NASA’s next flagship space telescope is delayed again

NASA has again delayed the launch of its next-generation space observatory, known as the James Webb Space Telescope (JWST), the space agency announced today. The telescope now has a new launch date of March 30th, 2021. It’s the second delay to the project’s timeline this year, and the third in the last nine months.

“We’re all disappointed that the culmination of Webb and its launch is taking longer than expected, but we’re creating something new here. We’re dealing with cutting edge technology to perform an unprecedented mission, and I know that our teams are working hard and will successfully overcome the challenges,” NASA Administrator Jim Bridenstine said in a video statement. “In space we always have to look at the long term, and sometimes the complexities of our missions don’t come together as soon as we wish. But we learn, we move ahead, and ultimately we succeed.”

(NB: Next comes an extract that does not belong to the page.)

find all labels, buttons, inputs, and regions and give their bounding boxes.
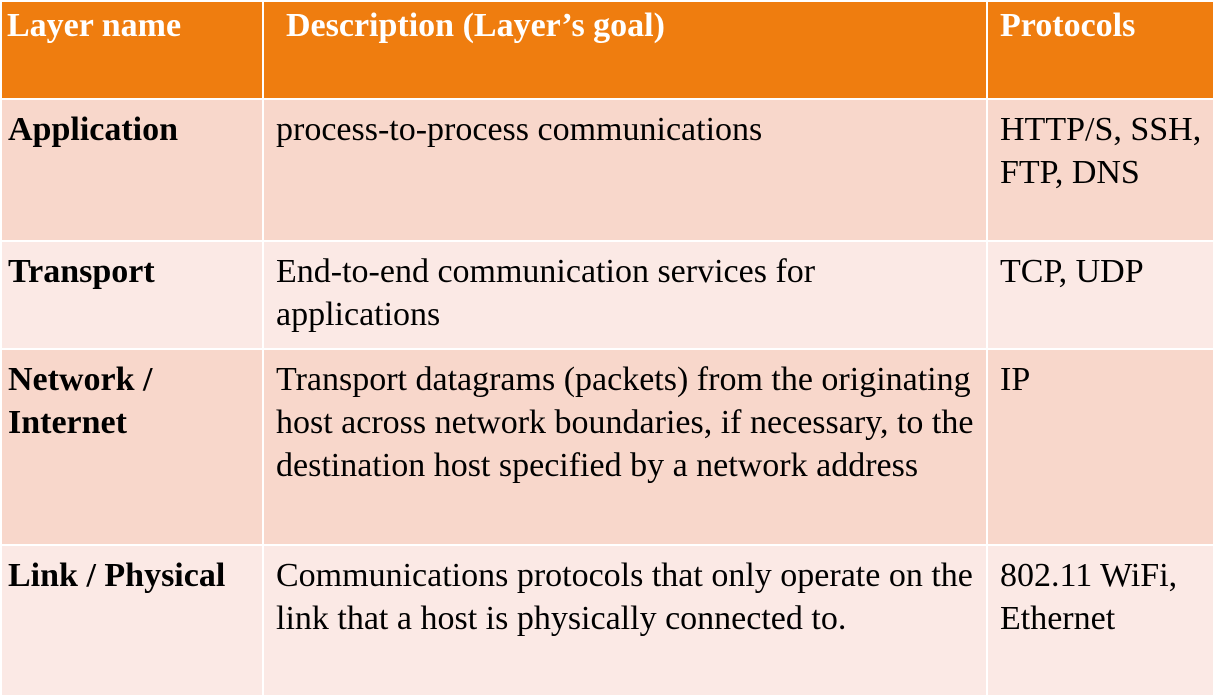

NASA pushed the launch of JWST, which is viewed as a more powerful successor to the Hubble Space Telescope, from 2019 to 2020 in March of this year. At the same time the space agency also convened an independent review board to assess the future of the project, which is running the risk of blowing by an $8 billion cost cap set by NASA in 2011. Going beyond that cost cap would mean that Congress has to reauthorize the program.

Bridenstine said today that the independent review has been completed, and that the board decided that the project should continue. The new launch date was also derived from the board’s recommendations.

JWST has been besieged by delays and cost overruns since its inception. The telescope was originally announced as a successor to Hubble in early 1996, and put into development in 1999, with a predicted launch as early as 2007. At the time, the total cost was estimated between $1 billion and $3.5 billion. In 2005, though, NASA upped the cost estimate to $4.5 billion, and the launch was pushed to 2013. Four years later, those numbers slipped to nearly $5 billion and a launch date of 2014.

In an attempt to get the schedule and budgeting under control, NASA reworked the planning for the telescope in 2011 and settled on a new launch date of 2018. The price tag was capped at $8 billion. But that extension wasn’t enough, because in September 2017 NASA pushed the launch back to 2019, and then this past March the agency announced another delay to 2020.